His career at CBC spanned three decades. Nunn was known for his local elections coverage and reporting from major Nova Scotia events like the Westray mining disaster.

‘He really represented the working man’

“He was there, like live on TV for days on end. It was trying and it was difficult but he got so many compliments for the work that he did there. He really represented the working man, this very dangerous occupation that’s rooted in Nova Scotia culture and history,” Bruce said.

Geoff D’Eon, Nunn’s executive producer from 1988-93 when he was anchor of First Edition, said Nunn was a “fearsome and fearless journalist.”

“He had a really terrific journalist brain … he’d always ask really probing and sometimes impertinent questions and I personally felt he was a terrific broadcaster and CBC and Nova Scotians were lucky to have him as host of the show,” D’Eon said.

D’Eon said some viewers found Nunn’s interviewing style to be rude and occasionally offensive. D’Eon recalled getting letters about it.

“I always found his interviewing style to be very candid and he pulled no punches and he always wanted to get to the heart of the matter … this was especially true with his interviews with politicians,” D’Eon said, adding some politicians didn’t want to be interviewed by Nunn because they were intimidated by him.

D’Eon said one of his most memorable interviews was with rock star Alice Cooper, who grabbed him by the throat and threatened to tear his eyeballs out and throw them across the studio. That snippet is posted in a video that lives on YouTube.

A man with dark hair grabbing another man's neck.
Jim Nunn during an interview with rock musician Alice Cooper. (CBC)

“If I had to bring it down to one thing, I would say that if you were interested in public policy or politics in Nova Scotia and you wanted an ally in the journalistic community to find out what was going on and to hold people accountable, Jim Nunn would have been your best friend,” D’Eon said.

In 2008, Nunn conducted an infamous interview with actor John Dunsworth about Trailer Park Boys coming to an end.

During that interview, Nunn said to Dunsworth, “Isn’t it a wonderful thing that this awful television show full of foul mouthed, dope smoking, hard-drinking people who, you know, give a very bad impression of the poor who live in trailer parks … isn’t it great that it’s gone?”

Dunsworth, who played Jim Lahey on the show, replied, “You’ll have to forgive Mr. Nunn, I think he’s giving a Pat Robertson impersonation.”

Dunsworth also clarified in a 2015 tweet that Nunn was “acting” during that interview.

Later, Nunn would appear in the movie, Trailer Park Boys: Don’t Legalize It.

Nunn retired from CBC in 2009. Bruce Nunn said his brother “liked to live in the present” and was an excellent gardener at his home in Antigonish. He said he would drive to the Canso Causeway once a day to buy the Globe and Mail.

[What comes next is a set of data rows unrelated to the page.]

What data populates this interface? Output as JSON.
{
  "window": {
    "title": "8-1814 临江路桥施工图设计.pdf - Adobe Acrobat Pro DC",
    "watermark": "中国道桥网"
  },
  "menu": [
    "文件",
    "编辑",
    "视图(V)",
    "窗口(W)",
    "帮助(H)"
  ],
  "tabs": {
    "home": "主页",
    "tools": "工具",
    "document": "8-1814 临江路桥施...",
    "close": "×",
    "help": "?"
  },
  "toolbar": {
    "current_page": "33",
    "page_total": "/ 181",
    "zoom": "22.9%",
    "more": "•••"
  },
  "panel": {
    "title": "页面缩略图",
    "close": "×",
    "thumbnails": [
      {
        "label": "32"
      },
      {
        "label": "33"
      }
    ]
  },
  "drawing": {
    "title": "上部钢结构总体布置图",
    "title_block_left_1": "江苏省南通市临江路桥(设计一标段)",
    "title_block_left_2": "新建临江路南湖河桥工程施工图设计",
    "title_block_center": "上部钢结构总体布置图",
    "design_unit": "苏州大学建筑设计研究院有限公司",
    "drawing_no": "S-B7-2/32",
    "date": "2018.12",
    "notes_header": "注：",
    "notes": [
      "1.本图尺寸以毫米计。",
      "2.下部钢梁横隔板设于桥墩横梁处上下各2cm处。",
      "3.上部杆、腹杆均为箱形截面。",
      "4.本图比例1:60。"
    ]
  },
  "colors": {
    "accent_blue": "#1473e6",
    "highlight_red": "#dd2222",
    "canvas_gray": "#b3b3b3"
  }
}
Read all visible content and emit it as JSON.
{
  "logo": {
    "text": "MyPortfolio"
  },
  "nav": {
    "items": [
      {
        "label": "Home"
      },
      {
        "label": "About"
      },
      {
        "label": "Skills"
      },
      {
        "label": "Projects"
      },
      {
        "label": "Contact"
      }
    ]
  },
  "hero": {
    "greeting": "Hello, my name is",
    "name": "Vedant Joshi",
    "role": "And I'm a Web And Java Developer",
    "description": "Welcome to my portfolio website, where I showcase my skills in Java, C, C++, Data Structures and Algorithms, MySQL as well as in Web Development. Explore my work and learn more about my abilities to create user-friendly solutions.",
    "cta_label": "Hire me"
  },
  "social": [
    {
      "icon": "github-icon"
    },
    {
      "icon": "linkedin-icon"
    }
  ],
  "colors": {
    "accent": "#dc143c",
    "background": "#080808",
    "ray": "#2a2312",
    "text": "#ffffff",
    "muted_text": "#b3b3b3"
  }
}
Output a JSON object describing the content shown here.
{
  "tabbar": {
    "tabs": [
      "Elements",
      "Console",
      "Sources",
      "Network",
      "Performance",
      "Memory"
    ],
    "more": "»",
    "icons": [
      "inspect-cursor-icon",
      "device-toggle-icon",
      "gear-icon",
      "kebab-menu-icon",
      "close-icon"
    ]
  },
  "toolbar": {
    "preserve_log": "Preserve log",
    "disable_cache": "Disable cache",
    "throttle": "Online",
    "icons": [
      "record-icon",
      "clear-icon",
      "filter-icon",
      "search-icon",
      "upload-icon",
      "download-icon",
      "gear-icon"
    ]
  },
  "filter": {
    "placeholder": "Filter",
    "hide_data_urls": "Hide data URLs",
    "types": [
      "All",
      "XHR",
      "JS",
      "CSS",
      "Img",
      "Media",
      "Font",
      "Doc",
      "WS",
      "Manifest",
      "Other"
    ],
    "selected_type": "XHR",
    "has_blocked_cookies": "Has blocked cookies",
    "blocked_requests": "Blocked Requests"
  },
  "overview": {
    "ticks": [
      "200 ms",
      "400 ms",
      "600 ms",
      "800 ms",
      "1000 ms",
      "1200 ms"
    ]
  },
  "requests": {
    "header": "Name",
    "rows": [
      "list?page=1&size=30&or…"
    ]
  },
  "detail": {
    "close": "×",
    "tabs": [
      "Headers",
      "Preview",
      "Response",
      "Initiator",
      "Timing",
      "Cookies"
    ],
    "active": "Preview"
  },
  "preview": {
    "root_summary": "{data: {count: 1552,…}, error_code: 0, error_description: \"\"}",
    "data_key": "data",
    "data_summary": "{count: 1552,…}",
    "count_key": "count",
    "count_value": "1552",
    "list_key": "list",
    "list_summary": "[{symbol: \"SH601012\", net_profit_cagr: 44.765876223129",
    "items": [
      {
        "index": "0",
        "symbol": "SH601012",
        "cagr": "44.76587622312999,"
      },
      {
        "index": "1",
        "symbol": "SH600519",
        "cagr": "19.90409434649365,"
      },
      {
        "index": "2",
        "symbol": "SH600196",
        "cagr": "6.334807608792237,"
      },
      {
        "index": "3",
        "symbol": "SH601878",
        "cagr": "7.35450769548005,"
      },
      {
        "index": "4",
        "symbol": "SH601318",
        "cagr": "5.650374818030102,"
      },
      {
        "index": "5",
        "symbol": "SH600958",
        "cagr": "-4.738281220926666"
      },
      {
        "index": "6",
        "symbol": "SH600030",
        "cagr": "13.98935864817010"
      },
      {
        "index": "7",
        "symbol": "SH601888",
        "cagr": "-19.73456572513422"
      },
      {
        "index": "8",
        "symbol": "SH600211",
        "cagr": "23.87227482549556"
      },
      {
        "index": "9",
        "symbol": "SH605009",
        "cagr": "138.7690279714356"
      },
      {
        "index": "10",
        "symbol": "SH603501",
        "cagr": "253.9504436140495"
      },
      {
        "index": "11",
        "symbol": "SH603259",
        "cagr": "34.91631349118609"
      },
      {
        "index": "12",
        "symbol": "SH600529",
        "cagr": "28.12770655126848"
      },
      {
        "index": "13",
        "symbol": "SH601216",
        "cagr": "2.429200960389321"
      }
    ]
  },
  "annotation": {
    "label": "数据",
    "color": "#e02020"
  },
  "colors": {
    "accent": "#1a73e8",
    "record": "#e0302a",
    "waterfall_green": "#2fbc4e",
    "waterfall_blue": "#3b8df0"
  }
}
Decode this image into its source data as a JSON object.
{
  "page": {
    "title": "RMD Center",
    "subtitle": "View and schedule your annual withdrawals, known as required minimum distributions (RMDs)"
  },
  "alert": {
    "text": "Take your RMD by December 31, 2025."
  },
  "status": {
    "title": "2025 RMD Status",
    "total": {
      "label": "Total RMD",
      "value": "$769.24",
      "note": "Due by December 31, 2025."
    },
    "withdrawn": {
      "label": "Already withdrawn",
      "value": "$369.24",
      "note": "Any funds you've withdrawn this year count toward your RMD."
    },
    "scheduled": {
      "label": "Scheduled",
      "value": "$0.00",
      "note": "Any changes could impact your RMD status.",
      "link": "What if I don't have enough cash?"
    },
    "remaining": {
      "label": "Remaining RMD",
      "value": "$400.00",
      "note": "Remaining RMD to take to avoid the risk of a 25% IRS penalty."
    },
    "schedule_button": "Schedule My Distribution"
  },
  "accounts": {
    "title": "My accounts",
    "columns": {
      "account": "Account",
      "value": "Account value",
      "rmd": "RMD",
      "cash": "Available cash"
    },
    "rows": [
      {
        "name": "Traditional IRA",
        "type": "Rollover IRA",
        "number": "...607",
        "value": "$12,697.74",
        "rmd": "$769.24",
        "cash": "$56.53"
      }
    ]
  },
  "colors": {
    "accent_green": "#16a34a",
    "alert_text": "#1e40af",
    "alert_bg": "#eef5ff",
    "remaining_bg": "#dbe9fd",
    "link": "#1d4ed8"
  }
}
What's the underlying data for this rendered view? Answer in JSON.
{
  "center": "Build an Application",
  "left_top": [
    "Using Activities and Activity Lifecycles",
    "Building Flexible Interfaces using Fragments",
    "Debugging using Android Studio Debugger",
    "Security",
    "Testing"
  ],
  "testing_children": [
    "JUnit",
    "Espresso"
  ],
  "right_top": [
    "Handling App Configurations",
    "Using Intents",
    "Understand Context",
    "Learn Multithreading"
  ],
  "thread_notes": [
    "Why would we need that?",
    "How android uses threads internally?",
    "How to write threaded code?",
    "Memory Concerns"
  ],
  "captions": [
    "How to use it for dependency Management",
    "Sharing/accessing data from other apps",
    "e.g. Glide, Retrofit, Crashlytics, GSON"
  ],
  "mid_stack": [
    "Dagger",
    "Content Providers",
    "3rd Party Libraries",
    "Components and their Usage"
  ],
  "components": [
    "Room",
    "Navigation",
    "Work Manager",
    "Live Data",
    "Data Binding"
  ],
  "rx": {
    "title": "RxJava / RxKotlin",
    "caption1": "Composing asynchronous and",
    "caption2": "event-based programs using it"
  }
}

“He was the kind of guy who just wanted to be, he was very good at just being himself,” Bruce said.

Nunn is shown in 1985 on CBC’s Midday. (Midday/CBC Archives)

One of his favourite memories of his brother was during a winter storm when the supper hour news show had planned to do a phone-in with people across Nova Scotia. But during the show, the technology failed.

“Jim was on live TV with no one to talk to, trying to fill dead air and he turned to the camera confidently and said, ‘My mother told me there were going to be days like this.’ So he had a sense of humour and he knew how to work television well, he knew how to use the moment, he was good at what he did,” he said.